Politique

Guinée : Alpha Condé et Cellou Dalein Diallo, bras de fer autour d’une réforme constitutionnelle

Depuis dix ans, le président guinéen et son principal opposant s'accusent du pire.

Depuis dix ans, le président guinéen et son principal opposant s'accusent du pire. © JA

Depuis dix ans, le président guinéen et son principal opposant s'accusent mutuellement de mettre en péril la stabilité du pays. Et le débat sur la modification constitutionnelle, qui a relancé celui sur l'éventualité d'une candidature d'Alpha Condé à un troisième mandat, a encore fait monter d'un cran l'inimitié entre les deux hommes.

C’est peu dire qu’Alpha Condé et Cellou Dalein Diallo ne se ressemblent pas et s’apprécient peu. Le premier est aussi direct et tranchant que le second est réservé et distant. Le président guinéen et son principal opposant se connaissent depuis longtemps. Le premier a combattu le régime de Lansana Conté, auquel le second a appartenu pendant une décennie, et voilà bientôt dix ans qu’ils s’affrontent dans les urnes – « Alpha » s’est imposé face à « Cellou » lors des présidentielles de 2010 et 2015. Dix ans qu’ils s’accusent du pire, chacun reprochant à l’autre de mettre en péril la stabilité de la Guinée.

Cette fois-ci, c’est autour de la modification de la Constitution, qui dans sa version actuelle ne permet pas à Alpha Condé de briguer un troisième mandat en 2020, qu’ils s’affrontent. Pendant des mois, le pouvoir a entretenu le flou mais, à l’issue du Conseil des ministres du 27 juin, le doute n’est plus permis. « Le président de la République a pris acte de la volonté librement exprimée par la totalité des membres du gouvernement de s’inscrire résolument dans la dynamique du référendum pour une nouvelle Constitution », a précisé le compte rendu du gouvernement.

Note confidentielle

Une semaine plus tôt, Mamadi Touré, le ministre des Affaires étrangères, avait adressé aux 42 ambassades et représentations diplomatiques du pays une note argumentant en faveur d’une nouvelle Constitution. Il y invitait les diplomates à en tirer des « éléments de langage ».
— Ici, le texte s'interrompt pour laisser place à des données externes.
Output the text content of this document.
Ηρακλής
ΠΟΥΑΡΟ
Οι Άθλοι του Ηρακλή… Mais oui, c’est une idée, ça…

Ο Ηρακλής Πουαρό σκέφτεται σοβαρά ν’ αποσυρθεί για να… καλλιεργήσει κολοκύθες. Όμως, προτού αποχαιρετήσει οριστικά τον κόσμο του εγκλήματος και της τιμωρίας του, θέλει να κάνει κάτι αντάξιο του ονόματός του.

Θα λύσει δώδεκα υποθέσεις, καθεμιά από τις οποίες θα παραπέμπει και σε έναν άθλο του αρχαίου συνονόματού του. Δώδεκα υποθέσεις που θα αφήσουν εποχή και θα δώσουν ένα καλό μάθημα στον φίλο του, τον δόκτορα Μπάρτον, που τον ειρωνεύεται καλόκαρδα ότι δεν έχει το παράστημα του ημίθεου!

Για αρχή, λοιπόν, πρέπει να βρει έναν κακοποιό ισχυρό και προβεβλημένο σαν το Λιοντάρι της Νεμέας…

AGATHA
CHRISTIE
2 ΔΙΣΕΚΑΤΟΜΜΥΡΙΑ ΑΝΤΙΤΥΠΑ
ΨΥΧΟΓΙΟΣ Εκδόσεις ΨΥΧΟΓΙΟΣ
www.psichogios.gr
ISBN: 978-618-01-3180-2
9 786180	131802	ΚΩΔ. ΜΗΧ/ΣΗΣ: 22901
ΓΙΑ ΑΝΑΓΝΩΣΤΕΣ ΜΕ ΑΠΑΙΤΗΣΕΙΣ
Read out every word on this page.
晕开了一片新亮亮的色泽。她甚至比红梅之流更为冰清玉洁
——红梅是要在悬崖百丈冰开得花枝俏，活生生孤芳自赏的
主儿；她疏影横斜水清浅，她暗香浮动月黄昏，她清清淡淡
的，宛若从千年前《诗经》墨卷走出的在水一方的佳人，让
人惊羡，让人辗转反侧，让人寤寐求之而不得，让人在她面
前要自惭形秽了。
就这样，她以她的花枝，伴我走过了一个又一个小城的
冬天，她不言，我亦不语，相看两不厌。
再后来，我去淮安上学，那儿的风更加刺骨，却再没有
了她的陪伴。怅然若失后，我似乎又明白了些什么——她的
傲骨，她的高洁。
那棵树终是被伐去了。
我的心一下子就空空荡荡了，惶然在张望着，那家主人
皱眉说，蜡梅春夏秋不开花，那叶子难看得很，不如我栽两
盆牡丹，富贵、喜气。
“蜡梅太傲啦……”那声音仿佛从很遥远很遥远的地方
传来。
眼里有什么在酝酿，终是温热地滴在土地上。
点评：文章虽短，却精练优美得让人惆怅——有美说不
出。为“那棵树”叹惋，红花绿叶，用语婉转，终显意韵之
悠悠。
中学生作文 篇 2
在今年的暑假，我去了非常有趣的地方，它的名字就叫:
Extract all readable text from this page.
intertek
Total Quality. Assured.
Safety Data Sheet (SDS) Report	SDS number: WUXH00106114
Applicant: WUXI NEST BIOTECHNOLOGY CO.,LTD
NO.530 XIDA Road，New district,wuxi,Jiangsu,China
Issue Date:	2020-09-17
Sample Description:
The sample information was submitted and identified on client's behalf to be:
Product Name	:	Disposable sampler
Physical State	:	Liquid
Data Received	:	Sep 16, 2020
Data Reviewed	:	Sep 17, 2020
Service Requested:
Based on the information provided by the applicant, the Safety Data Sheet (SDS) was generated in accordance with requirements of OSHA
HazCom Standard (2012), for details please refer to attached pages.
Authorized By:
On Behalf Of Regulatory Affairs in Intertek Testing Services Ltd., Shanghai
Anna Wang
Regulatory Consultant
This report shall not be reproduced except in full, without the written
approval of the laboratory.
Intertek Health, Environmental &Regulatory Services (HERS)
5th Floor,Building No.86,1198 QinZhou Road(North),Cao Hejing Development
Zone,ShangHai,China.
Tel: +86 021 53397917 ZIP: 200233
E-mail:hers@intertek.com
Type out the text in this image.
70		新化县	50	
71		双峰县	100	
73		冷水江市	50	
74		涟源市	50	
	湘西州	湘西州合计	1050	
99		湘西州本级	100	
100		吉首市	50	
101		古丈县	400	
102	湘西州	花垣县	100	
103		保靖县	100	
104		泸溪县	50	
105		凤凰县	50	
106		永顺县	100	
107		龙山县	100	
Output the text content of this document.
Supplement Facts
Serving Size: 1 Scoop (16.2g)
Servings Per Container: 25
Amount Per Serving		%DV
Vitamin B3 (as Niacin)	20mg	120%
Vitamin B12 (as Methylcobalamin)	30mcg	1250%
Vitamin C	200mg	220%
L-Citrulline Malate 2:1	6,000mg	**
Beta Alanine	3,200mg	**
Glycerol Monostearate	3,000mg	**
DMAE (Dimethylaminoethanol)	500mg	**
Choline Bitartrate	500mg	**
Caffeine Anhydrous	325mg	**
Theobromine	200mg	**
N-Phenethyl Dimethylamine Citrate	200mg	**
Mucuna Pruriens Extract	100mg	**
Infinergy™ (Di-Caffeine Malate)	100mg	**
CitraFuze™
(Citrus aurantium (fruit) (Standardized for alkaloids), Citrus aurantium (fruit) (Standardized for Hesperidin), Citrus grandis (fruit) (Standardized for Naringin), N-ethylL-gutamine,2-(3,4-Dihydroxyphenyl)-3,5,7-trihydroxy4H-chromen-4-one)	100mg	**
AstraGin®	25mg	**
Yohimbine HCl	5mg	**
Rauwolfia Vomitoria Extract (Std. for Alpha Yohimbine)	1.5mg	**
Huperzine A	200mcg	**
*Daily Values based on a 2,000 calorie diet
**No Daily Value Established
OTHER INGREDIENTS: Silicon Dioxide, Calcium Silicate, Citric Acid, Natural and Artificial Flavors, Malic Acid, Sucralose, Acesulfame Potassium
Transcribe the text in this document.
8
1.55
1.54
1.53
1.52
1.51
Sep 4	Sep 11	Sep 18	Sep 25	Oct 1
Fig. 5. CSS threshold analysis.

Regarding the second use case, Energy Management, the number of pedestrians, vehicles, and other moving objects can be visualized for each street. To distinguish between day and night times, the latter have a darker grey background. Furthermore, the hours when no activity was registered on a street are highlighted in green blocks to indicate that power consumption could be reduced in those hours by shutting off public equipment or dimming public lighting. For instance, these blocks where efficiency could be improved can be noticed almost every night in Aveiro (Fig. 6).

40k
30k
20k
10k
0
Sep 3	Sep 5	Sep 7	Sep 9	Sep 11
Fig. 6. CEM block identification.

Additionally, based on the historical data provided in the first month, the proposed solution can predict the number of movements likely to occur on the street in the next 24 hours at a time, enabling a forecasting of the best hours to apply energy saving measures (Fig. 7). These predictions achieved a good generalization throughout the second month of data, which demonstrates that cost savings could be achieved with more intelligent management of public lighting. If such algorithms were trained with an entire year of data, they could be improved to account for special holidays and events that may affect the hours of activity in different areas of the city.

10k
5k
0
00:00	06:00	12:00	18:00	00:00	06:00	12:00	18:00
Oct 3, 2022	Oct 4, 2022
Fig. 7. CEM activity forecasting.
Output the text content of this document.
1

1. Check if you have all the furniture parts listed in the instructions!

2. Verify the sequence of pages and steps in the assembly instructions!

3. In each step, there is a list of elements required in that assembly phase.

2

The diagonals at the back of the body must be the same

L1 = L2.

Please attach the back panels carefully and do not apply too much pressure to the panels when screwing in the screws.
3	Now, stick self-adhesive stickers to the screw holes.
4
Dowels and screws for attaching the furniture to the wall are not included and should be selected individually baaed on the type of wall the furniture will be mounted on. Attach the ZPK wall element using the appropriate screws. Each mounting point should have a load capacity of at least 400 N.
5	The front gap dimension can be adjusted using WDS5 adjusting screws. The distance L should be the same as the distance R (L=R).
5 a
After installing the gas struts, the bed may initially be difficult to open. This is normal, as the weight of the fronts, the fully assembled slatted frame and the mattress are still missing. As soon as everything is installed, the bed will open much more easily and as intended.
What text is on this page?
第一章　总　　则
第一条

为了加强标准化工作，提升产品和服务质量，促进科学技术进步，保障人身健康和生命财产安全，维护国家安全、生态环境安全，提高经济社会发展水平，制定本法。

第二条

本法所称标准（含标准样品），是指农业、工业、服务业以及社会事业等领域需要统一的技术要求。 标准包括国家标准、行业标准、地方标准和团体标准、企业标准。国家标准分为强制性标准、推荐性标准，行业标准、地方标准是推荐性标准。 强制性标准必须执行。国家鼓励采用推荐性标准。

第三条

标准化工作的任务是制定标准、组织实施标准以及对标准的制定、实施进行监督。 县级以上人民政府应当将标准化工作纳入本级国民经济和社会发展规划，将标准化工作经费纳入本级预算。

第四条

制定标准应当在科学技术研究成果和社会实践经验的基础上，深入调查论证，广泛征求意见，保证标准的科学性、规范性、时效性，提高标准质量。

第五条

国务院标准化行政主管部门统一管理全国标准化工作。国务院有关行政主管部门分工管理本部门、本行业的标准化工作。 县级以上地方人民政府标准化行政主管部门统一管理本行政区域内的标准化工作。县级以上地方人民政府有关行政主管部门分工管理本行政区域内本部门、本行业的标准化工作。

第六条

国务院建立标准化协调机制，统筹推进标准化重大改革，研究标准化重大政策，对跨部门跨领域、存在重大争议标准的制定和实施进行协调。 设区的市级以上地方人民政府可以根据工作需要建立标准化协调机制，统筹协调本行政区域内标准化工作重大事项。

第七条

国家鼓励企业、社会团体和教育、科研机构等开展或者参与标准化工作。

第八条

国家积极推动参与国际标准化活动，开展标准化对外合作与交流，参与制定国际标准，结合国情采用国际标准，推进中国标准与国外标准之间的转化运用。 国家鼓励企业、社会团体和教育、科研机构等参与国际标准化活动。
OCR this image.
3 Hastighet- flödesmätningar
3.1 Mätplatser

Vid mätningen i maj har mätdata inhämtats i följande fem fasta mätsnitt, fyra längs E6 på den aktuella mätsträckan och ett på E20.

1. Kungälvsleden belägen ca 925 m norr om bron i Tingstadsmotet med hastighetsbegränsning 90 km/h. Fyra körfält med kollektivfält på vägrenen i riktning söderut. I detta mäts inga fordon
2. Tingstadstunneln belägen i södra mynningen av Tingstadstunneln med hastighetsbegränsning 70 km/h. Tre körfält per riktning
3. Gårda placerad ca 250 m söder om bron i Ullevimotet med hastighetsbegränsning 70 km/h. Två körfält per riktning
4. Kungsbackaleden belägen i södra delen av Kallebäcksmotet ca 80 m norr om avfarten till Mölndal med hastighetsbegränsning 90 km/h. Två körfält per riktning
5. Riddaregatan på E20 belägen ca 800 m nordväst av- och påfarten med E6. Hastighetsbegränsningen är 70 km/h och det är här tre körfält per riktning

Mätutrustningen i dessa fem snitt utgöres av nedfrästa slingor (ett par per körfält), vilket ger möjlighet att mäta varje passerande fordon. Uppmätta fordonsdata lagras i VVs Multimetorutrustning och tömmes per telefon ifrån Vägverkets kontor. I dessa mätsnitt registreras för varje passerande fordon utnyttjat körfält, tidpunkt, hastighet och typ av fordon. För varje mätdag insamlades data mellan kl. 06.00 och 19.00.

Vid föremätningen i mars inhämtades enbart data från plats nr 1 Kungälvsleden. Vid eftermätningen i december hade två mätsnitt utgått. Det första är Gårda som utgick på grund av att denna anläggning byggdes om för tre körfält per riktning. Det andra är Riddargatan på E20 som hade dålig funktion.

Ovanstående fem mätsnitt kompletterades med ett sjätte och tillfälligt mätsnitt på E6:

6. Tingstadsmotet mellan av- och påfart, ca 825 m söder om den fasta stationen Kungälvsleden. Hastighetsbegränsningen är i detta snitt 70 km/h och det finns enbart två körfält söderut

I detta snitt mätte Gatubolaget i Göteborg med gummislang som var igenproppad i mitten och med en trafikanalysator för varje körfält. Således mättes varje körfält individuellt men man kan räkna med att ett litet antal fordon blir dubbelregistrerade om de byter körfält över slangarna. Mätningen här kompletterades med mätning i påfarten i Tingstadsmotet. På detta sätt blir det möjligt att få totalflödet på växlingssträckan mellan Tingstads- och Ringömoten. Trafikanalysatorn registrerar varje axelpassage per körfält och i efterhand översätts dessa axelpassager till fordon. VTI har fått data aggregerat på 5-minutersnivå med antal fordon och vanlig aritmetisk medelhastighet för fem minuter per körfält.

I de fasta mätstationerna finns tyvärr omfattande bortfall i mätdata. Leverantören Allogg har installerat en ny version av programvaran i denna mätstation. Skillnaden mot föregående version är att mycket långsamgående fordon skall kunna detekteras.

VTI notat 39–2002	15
Anticipant le projet présidentiel, les adversaires d’Alpha Condé avaient multiplié, ces derniers mois, les initiatives pour lui barrer la route d’ un troisième mandat, rejoints par une partie de la société civile. À la tête de l’Union des forces démocratiques de Guinée (UFDG), Cellou Dalein Diallo s’active lui aussi. Le chef de file de l’opposition est parti à la rencontre de la diaspora guinéenne en Europe et aux États-Unis. Le 7 juillet, il a animé un meeting à Birmingham (Royaume-Uni), au cours duquel il n’a pas fait mystère de son ambition.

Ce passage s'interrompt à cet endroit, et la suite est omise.